Of course, I may be a little biased, but I think this is something we do especially well at UB. Take the Academies, for example. Each encourages undergraduates to explore timely, interdisciplinary topics in depth—in and out of the classroom—with leading faculty experts in the field. Each gives undergraduates hands-on research experience, even if they are not in STEM fields or other areas traditionally associated with research. The Sustainability Academy, for instance, examines our impact on the environment from a variety of perspectives, both scientific and societal, and is led by a philosophy professor. Entrepreneurship Academy students take an active leadership role as innovators, gaining the expertise and creativity they’ll need to someday launch their own companies and business ventures.
As you’ve already experienced firsthand in your time at UB, our faculty are pioneers in their fields—and they bring that perspective directly into the classroom.
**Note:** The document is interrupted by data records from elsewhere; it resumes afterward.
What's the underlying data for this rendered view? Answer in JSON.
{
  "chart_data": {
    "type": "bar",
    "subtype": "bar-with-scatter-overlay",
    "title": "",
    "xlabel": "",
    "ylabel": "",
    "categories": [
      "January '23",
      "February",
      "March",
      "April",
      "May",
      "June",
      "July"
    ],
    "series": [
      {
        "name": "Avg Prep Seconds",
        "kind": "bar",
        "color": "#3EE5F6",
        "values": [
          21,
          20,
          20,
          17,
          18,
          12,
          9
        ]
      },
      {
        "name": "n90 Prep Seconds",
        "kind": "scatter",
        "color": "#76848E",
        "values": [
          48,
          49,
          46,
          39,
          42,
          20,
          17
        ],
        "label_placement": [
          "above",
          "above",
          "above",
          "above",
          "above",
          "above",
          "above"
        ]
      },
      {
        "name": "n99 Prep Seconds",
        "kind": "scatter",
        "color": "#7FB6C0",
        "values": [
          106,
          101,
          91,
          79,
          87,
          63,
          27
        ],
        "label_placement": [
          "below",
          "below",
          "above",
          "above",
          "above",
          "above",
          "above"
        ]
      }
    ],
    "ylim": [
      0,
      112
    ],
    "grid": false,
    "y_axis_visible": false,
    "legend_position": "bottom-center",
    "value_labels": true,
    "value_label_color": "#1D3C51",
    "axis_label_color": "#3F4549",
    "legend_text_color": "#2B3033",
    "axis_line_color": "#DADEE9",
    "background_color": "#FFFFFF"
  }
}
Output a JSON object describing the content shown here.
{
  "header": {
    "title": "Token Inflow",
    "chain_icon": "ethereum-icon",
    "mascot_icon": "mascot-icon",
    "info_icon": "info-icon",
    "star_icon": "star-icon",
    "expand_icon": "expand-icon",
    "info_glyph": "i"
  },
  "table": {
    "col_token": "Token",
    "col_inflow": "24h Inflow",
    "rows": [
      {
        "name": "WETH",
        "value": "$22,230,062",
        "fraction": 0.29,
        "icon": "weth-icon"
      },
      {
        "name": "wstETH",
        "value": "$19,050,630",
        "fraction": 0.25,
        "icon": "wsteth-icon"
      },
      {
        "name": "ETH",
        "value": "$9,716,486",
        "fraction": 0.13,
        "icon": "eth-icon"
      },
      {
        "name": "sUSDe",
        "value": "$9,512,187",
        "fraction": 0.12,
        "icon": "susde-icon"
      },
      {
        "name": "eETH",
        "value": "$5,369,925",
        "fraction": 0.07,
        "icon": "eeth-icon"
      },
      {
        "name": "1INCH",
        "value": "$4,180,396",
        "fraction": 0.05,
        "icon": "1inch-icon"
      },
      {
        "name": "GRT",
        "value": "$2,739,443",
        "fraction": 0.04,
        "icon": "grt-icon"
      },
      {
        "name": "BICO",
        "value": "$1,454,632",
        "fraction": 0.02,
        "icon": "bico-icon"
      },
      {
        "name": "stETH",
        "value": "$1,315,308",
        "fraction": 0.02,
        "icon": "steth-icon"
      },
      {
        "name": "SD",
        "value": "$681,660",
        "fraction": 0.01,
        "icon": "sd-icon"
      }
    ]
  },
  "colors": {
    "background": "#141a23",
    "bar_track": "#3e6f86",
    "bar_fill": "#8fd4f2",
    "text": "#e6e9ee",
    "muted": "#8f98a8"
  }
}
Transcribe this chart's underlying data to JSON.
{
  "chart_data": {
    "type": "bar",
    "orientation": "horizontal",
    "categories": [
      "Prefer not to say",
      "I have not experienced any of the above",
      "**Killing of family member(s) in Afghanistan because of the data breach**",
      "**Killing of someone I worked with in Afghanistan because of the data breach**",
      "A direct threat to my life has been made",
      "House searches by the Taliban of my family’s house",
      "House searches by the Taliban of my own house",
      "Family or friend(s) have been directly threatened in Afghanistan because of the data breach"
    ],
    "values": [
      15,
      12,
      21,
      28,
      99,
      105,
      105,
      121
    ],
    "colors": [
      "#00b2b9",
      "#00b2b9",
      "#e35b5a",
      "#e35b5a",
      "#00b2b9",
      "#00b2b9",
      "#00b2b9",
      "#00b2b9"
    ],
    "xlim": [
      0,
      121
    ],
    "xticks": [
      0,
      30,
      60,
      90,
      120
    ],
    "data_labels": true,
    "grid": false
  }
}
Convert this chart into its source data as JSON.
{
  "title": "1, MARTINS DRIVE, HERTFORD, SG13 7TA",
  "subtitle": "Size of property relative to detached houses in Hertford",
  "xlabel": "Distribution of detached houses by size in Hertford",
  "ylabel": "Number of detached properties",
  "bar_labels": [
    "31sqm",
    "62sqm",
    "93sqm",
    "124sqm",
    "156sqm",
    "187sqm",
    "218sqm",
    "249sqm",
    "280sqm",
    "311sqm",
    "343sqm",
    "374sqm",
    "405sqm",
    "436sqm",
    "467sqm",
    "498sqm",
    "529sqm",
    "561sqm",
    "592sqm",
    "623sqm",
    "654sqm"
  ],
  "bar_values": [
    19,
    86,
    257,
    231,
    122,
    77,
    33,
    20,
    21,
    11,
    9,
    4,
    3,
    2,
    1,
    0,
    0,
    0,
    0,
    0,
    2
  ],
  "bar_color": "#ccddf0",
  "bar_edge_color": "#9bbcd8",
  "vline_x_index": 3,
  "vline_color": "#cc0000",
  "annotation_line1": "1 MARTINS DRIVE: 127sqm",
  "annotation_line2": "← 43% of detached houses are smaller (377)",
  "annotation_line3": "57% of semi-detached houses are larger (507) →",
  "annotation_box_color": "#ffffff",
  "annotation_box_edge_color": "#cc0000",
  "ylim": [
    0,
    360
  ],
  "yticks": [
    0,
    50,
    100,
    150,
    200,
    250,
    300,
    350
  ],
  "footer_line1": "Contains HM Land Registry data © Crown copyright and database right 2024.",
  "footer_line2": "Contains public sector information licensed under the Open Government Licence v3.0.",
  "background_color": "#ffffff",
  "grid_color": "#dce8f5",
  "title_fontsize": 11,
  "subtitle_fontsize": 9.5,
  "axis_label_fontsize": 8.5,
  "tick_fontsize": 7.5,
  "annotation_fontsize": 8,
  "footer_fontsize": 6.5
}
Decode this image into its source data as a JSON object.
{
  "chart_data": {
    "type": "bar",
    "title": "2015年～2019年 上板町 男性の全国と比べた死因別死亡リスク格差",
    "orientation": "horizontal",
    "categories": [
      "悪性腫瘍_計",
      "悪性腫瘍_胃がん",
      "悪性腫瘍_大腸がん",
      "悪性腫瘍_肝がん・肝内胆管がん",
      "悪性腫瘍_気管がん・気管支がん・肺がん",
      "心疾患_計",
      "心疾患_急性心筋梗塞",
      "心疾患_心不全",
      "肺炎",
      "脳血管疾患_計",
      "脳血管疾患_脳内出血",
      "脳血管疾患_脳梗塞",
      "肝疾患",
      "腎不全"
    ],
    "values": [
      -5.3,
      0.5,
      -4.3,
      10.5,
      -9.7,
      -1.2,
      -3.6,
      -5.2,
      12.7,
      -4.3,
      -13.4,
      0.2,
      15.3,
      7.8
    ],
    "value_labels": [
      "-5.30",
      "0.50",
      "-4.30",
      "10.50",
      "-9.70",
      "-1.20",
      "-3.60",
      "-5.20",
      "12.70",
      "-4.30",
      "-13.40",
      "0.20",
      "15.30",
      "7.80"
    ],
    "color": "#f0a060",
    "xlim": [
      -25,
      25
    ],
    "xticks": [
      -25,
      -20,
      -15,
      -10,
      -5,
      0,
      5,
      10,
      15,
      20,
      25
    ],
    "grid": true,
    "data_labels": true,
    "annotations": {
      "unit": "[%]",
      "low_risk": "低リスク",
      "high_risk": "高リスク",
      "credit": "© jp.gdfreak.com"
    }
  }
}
That experience is incredibly valuable, whether you’re a future guidance counselor taught by a national expert on school bullying or a media student working with an internationally decorated film director.
Our goal is to ensure that our students graduate ready to lead and contribute. Every day I see examples of students like you bringing their classroom learning to life through research and clinical experience, internships and experiential learning. They’ve applied that knowledge to respond to urgent societal needs, from improving literacy in our city to expanding access to safe drinking water in Africa.
Maritina, you are a wonderful example of this. During our photo shoot, you mentioned the valuable internship experiences you’ve had in sustainability, marketing and managing social media. I have no doubt you will draw heavily on this experience in the years ahead. And I think you’ll find it has currency wherever you go—here in Buffalo, in the U.K., where I understand you are heading after graduation, or anywhere else on the globe.
Here’s the really good news as you think about your next steps after graduation. Again and again, employers tell me they love hiring UB grads because they know they have the knowledge, expertise and global perspective that are critical to success in the 21st century. These assets spring from the basic tools of research: curiosity, critical thinking, a passion for discovery and exploration. Wherever you go, and whatever you do, those tools will make your life better. And they’ll help you do the same for others.
About our student, Maritina Tsembelis
A senior psychology major with a management minor from Grand Island, N.Y., Maritina Tsembelis grew up speaking Greek with her grandparents and dreamed of living abroad. After earning her degree in December, she will make good on that dream—moving to London to pursue a career in analytics, with a specific focus on financial services, consulting or commercial research.